Challenge 8: Michele Carlin

challenge_8
Michele Carlin
snl
Author

Michele Carlin

Published

May 3, 2023

Code
library(tidyverse)
library(summarytools)
library(dbplyr)
library(readr)


knitr::opts_chunk$set(echo = TRUE)

Read in and view summary of SNL_actors dataset.

Code
snl_actors <- read_csv ("_data/snl_actors.csv")
Rows: 2306 Columns: 4
── Column specification ────────────────────────────────────────────────────────
Delimiter: ","
chr (4): aid, url, type, gender

ℹ Use `spec()` to retrieve the full column specification for this data.
ℹ Specify the column types or set `show_col_types = FALSE` to quiet this message.
Code
View(snl_actors)
view(dfSummary(snl_actors))
Switching method to 'browser'
Output file written: C:\Users\CarlinML\AppData\Local\Temp\RtmpGkYA9b\file52743747a45.html

Read in and view summary of SNL_casts dataset.

Code
snl_casts <- read_csv ("_data/snl_casts.csv")
Rows: 614 Columns: 8
── Column specification ────────────────────────────────────────────────────────
Delimiter: ","
chr (1): aid
dbl (5): sid, first_epid, last_epid, n_episodes, season_fraction
lgl (2): featured, update_anchor

ℹ Use `spec()` to retrieve the full column specification for this data.
ℹ Specify the column types or set `show_col_types = FALSE` to quiet this message.
Code
View(snl_casts)
view(dfSummary(snl_casts))
Switching method to 'browser'
Output file written: C:\Users\CarlinML\AppData\Local\Temp\RtmpGkYA9b\file52743e911dc7.html

Read in and view summary of SNL_seasons dataset.

Code
snl_seasons <- read_csv ("_data/snl_seasons.csv")
Rows: 46 Columns: 5
── Column specification ────────────────────────────────────────────────────────
Delimiter: ","
dbl (5): sid, year, first_epid, last_epid, n_episodes

ℹ Use `spec()` to retrieve the full column specification for this data.
ℹ Specify the column types or set `show_col_types = FALSE` to quiet this message.
Code
View(snl_seasons)
view(dfSummary(snl_seasons))
Switching method to 'browser'
Output file written: C:\Users\CarlinML\AppData\Local\Temp\RtmpGkYA9b\file52746d185302.html

Summarize datasets… The SNL_actors dataset contains 2306 rows and 4 columns including the actor’s name (aid), a url to more information about that actor, the type of actor (cast, crew, guest, or unknown) and their gender.

The SNL_casts dataset contains 614 rows and 8 columns of data about cast members only (e.g., the cast member’s name (aid), season ID (sid), the date of their first and last episodes, etc.). In this dataset, every cast member has a separate row for each season they were on, as well as the number of episodes they were in for each of those seasons.

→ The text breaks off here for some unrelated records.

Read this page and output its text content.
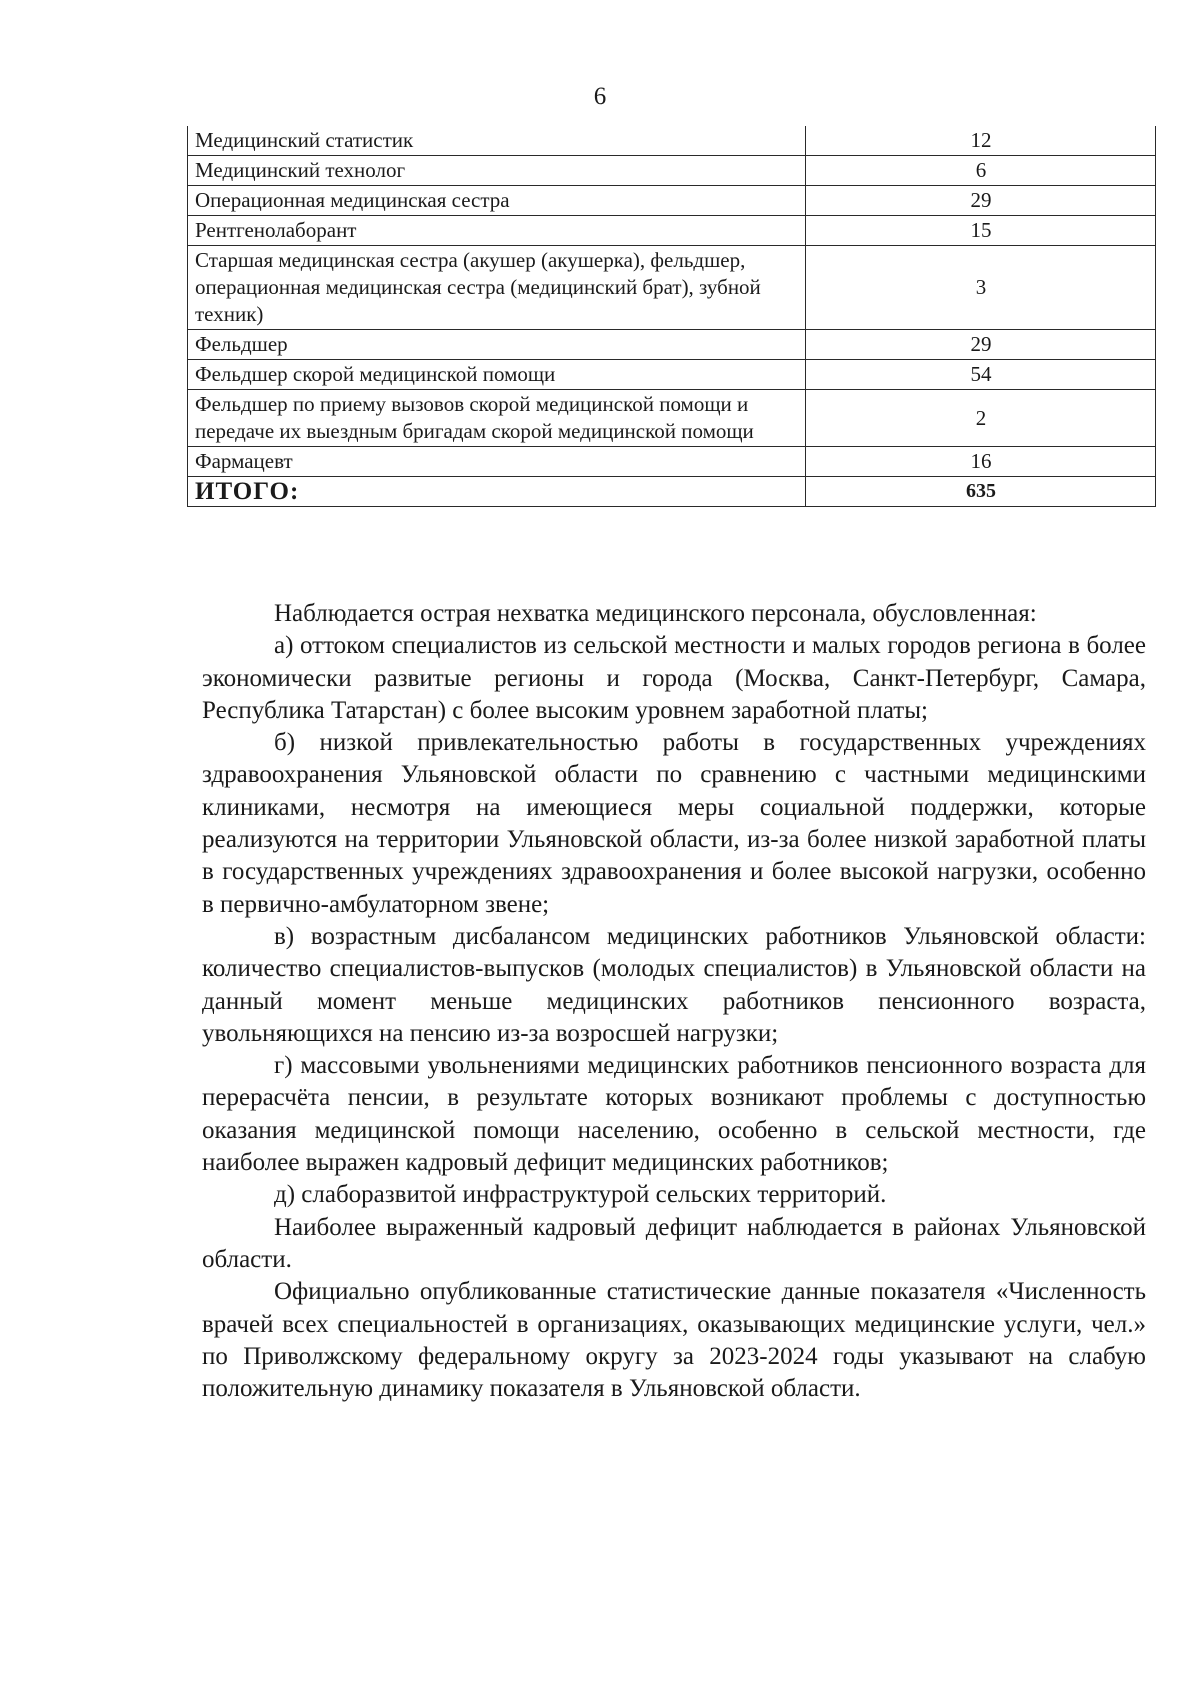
6
Медицинский статистик	12
Медицинский технолог	6
Операционная медицинская сестра	29
Рентгенолаборант	15
Старшая медицинская сестра (акушер (акушерка), фельдшер, операционная медицинская сестра (медицинский брат), зубной техник)	3
Фельдшер	29
Фельдшер скорой медицинской помощи	54
Фельдшер по приему вызовов скорой медицинской помощи и передаче их выездным бригадам скорой медицинской помощи	2
Фармацевт	16
ИТОГО:	635

Наблюдается острая нехватка медицинского персонала, обусловленная:

а) оттоком специалистов из сельской местности и малых городов региона в более экономически развитые регионы и города (Москва, Санкт-Петербург, Самара, Республика Татарстан) с более высоким уровнем заработной платы;

б) низкой привлекательностью работы в государственных учреждениях здравоохранения Ульяновской области по сравнению с частными медицинскими клиниками, несмотря на имеющиеся меры социальной поддержки, которые реализуются на территории Ульяновской области, из-за более низкой заработной платы в государственных учреждениях здравоохранения и более высокой нагрузки, особенно в первично-амбулаторном звене;

в) возрастным дисбалансом медицинских работников Ульяновской области: количество специалистов-выпусков (молодых специалистов) в Ульяновской области на данный момент меньше медицинских работников пенсионного возраста, увольняющихся на пенсию из-за возросшей нагрузки;

г) массовыми увольнениями медицинских работников пенсионного возраста для перерасчёта пенсии, в результате которых возникают проблемы с доступностью оказания медицинской помощи населению, особенно в сельской местности, где наиболее выражен кадровый дефицит медицинских работников;

д) слаборазвитой инфраструктурой сельских территорий.

Наиболее выраженный кадровый дефицит наблюдается в районах Ульяновской области.

Официально опубликованные статистические данные показателя «Численность врачей всех специальностей в организациях, оказывающих медицинские услуги, чел.» по Приволжскому федеральному округу за 2023-2024 годы указывают на слабую положительную динамику показателя в Ульяновской области.
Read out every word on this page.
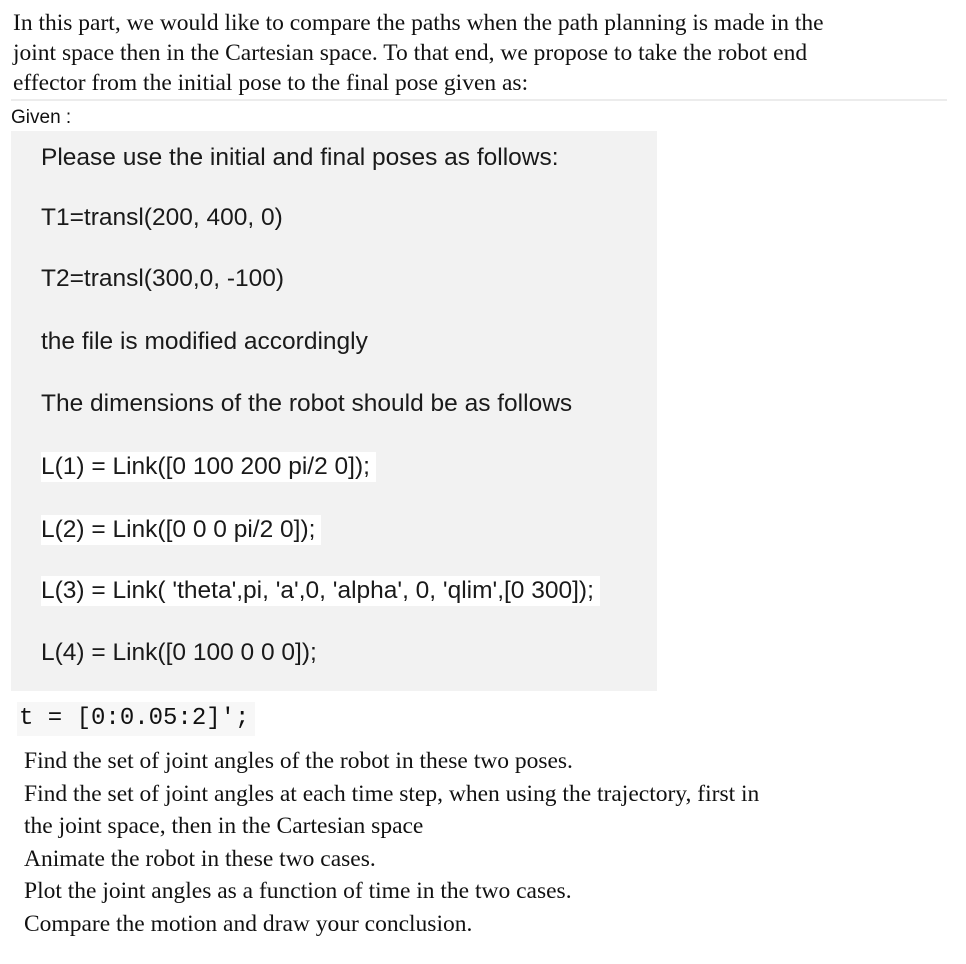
In this part, we would like to compare the paths when the path planning is made in the
joint space then in the Cartesian space. To that end, we propose to take the robot end
effector from the initial pose to the final pose given as:
Given :
Please use the initial and final poses as follows:
T1=transl(200, 400, 0)
T2=transl(300,0, -100)
the file is modified accordingly
The dimensions of the robot should be as follows
L(1) = Link([0 100 200 pi/2 0]);
L(2) = Link([0 0 0 pi/2 0]);
L(3) = Link( 'theta',pi, 'a',0, 'alpha', 0, 'qlim',[0 300]);
L(4) = Link([0 100 0 0 0]);
t = [0:0.05:2]';
Find the set of joint angles of the robot in these two poses.
Find the set of joint angles at each time step, when using the trajectory, first in
the joint space, then in the Cartesian space
Animate the robot in these two cases.
Plot the joint angles as a function of time in the two cases.
Compare the motion and draw your conclusion.
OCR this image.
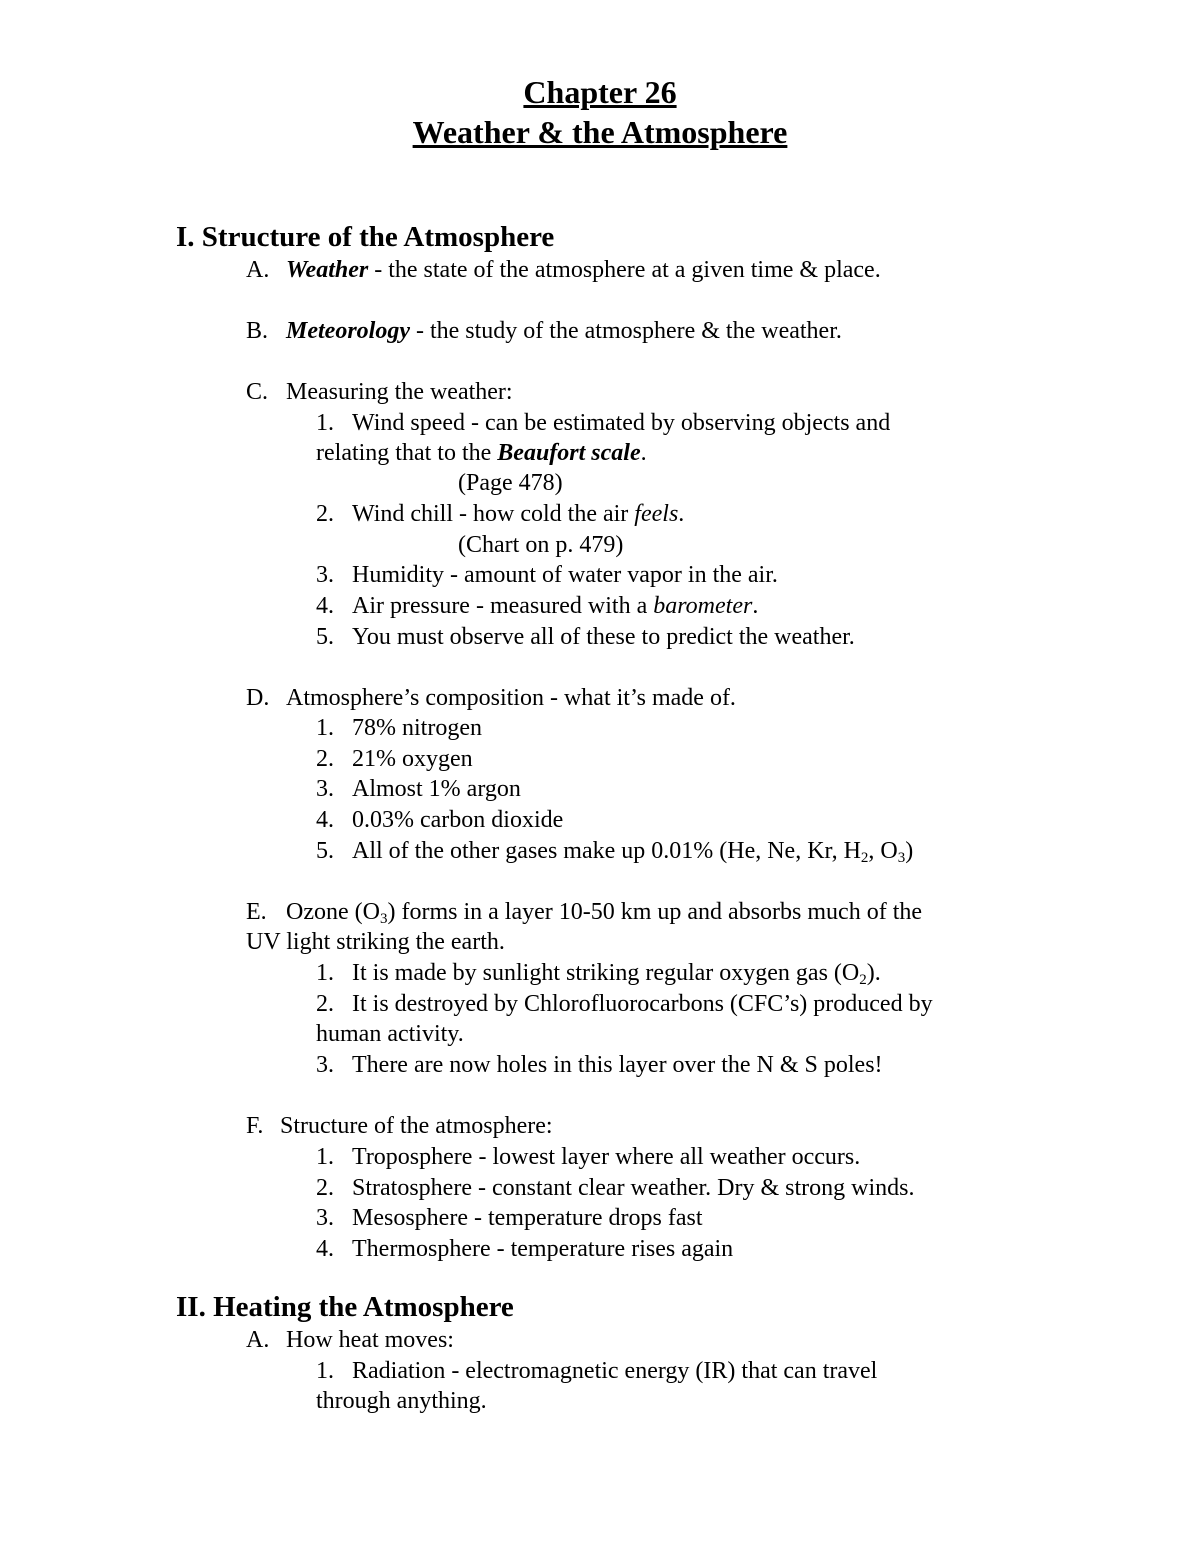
Chapter 26
Weather & the Atmosphere
I. Structure of the Atmosphere
A. Weather - the state of the atmosphere at a given time & place.
B. Meteorology - the study of the atmosphere & the weather.
C. Measuring the weather:
1. Wind speed - can be estimated by observing objects and
relating that to the Beaufort scale.
(Page 478)
2. Wind chill - how cold the air feels.
(Chart on p. 479)
3. Humidity - amount of water vapor in the air.
4. Air pressure - measured with a barometer.
5. You must observe all of these to predict the weather.
D. Atmosphere’s composition - what it’s made of.
1. 78% nitrogen
2. 21% oxygen
3. Almost 1% argon
4. 0.03% carbon dioxide
5. All of the other gases make up 0.01% (He, Ne, Kr, $H_2$, $O_3$)
E. Ozone $(O_3)$ forms in a layer 10-50 km up and absorbs much of the
UV light striking the earth.
1. It is made by sunlight striking regular oxygen gas $(O_2)$.
2. It is destroyed by Chlorofluorocarbons (CFC’s) produced by
human activity.
3. There are now holes in this layer over the N & S poles!
F. Structure of the atmosphere:
1. Troposphere - lowest layer where all weather occurs.
2. Stratosphere - constant clear weather. Dry & strong winds.
3. Mesosphere - temperature drops fast
4. Thermosphere - temperature rises again
II. Heating the Atmosphere
A. How heat moves:
1. Radiation - electromagnetic energy (IR) that can travel
through anything.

The SNL_seasons dataset contains 46 rows and 5 columns including season ID (sid), the year, dates of first and last episodes, and number of episodes in each season.

I will start with the SNL_casts file and merge in the SNL_actors file matching on actor ID (aid). The casts file only contains information on cast members, therefore if a did a left join, only cast member data would be retained. I am going to perform a full join so that I can retain data on both cast members and guests.

Code
casts_actors <- snl_casts %>% full_join(snl_actors, 
                              by=c('aid'))
View(casts_actors)
view(dfSummary(casts_actors))
Switching method to 'browser'
Output file written: C:\Users\CarlinML\AppData\Local\Temp\RtmpGkYA9b\file52747bc81f05.html

This new casts_actors file now contains 2764 rows and 11 columns.

I will now join the SNL_seasons file into my newly created casts_actors dataset; matching on season ID (sid).

Code
SNL <- casts_actors %>% left_join(snl_seasons, 
                              by=c('sid'))
View(SNL)
view(dfSummary(SNL))
Switching method to 'browser'
Output file written: C:\Users\CarlinML\AppData\Local\Temp\RtmpGkYA9b\file5274a0413cc.html

My new SNL dataset contains 2764 rows and 15 columns.